Minela won the 2012 Heartlands Refugee Fine Art Prize with the etching installation titled Kolekcija and with the support of AMES, Multicultural Arts Victoria and Parks Victoria, she undertook a ten day artist residency in 2013 at Wilson’s Promontory National Park.
This was her first visit to the Prom and she found it a very inspirational experience.
“As it was a short time there I decided to use it mainly for inspiration; taking photographs in nature, sketching in my visual diary, as well as doing some etching on copper plates I had prepared,” Minela said.

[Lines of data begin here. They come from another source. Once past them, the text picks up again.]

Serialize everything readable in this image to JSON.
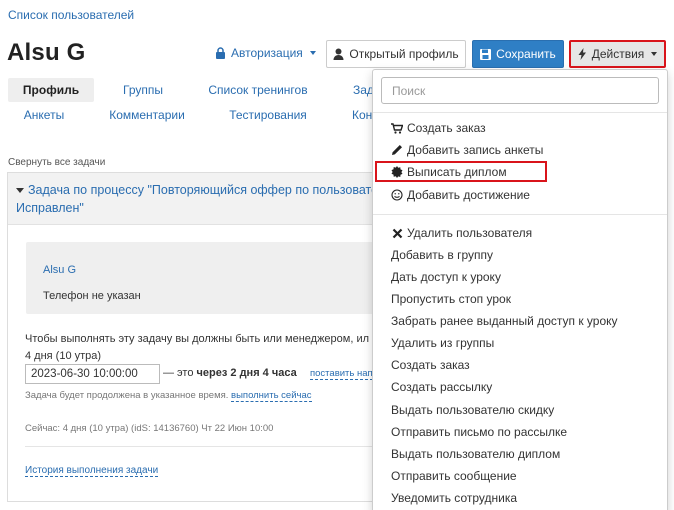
{
  "breadcrumb": "Список пользователей",
  "page_title": "Alsu G",
  "header": {
    "auth_label": "Авторизация",
    "open_profile_label": "Открытый профиль",
    "save_label": "Сохранить",
    "actions_label": "Действия"
  },
  "tabs_row1": [
    "Профиль",
    "Группы",
    "Список тренингов",
    "Зад"
  ],
  "tabs_row2": [
    "Анкеты",
    "Комментарии",
    "Тестирования",
    "Конт"
  ],
  "collapse_all": "Свернуть все задачи",
  "task": {
    "title_line1": "Задача по процессу \"Повторяющийся оффер по пользователя",
    "title_line2": "Исправлен\"",
    "user_name": "Alsu G",
    "phone": "Телефон не указан",
    "text_line1": "Чтобы выполнять эту задачу вы должны быть или менеджером, ил",
    "text_line2": "4 дня (10 утра)",
    "date_value": "2023-06-30 10:00:00",
    "eta_prefix": "— это",
    "eta_bold": "через 2 дня 4 часа",
    "set_link": "поставить нап",
    "prolong_text": "Задача будет продолжена в указанное время.",
    "prolong_link": "выполнить сейчас",
    "now_line": "Сейчас: 4 дня (10 утра) (idS: 14136760) Чт 22 Июн 10:00",
    "history_link": "История выполнения задачи"
  },
  "menu": {
    "search_placeholder": "Поиск",
    "group1": [
      {
        "icon": "cart-icon",
        "label": "Создать заказ"
      },
      {
        "icon": "pencil-icon",
        "label": "Добавить запись анкеты"
      },
      {
        "icon": "certificate-icon",
        "label": "Выписать диплом"
      },
      {
        "icon": "smile-icon",
        "label": "Добавить достижение"
      }
    ],
    "group2": [
      {
        "icon": "close-icon",
        "label": "Удалить пользователя"
      },
      {
        "icon": "",
        "label": "Добавить в группу"
      },
      {
        "icon": "",
        "label": "Дать доступ к уроку"
      },
      {
        "icon": "",
        "label": "Пропустить стоп урок"
      },
      {
        "icon": "",
        "label": "Забрать ранее выданный доступ к уроку"
      },
      {
        "icon": "",
        "label": "Удалить из группы"
      },
      {
        "icon": "",
        "label": "Создать заказ"
      },
      {
        "icon": "",
        "label": "Создать рассылку"
      },
      {
        "icon": "",
        "label": "Выдать пользователю скидку"
      },
      {
        "icon": "",
        "label": "Отправить письмо по рассылке"
      },
      {
        "icon": "",
        "label": "Выдать пользователю диплом"
      },
      {
        "icon": "",
        "label": "Отправить сообщение"
      },
      {
        "icon": "",
        "label": "Уведомить сотрудника"
      }
    ]
  },
  "colors": {
    "link": "#2a6db0",
    "primary": "#2f7fc5",
    "highlight": "#d9141b"
  }
}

Minela arrived in Australia as a refugee from war torn Bosnia in 1997 and says her artwork reflects the experiences and the changes in her life since then. Since leaving Europe, she has pursued her artistic endeavours through studying painting at RMIT and recently graduating from printmaking at the Victorian College of the Arts.
As an artist in Australia, she has overcome language barriers, cultural differences, loss and discovery and has embraced these challenges through her arts practice.
A palimpsest is a manuscript from which the text has been scraped or washed off so that it can be used again. Using print-making techniques on various materials such as paper and silk, the exhibition explores the themes of memory and its fallibility through the manipulation of photographs and the degradation of the image.
The exhibition opens at Point Nepean National Park Quarantine Station, at the end of Point Nepean Road, Portsea, from April 5. It runs until April 30.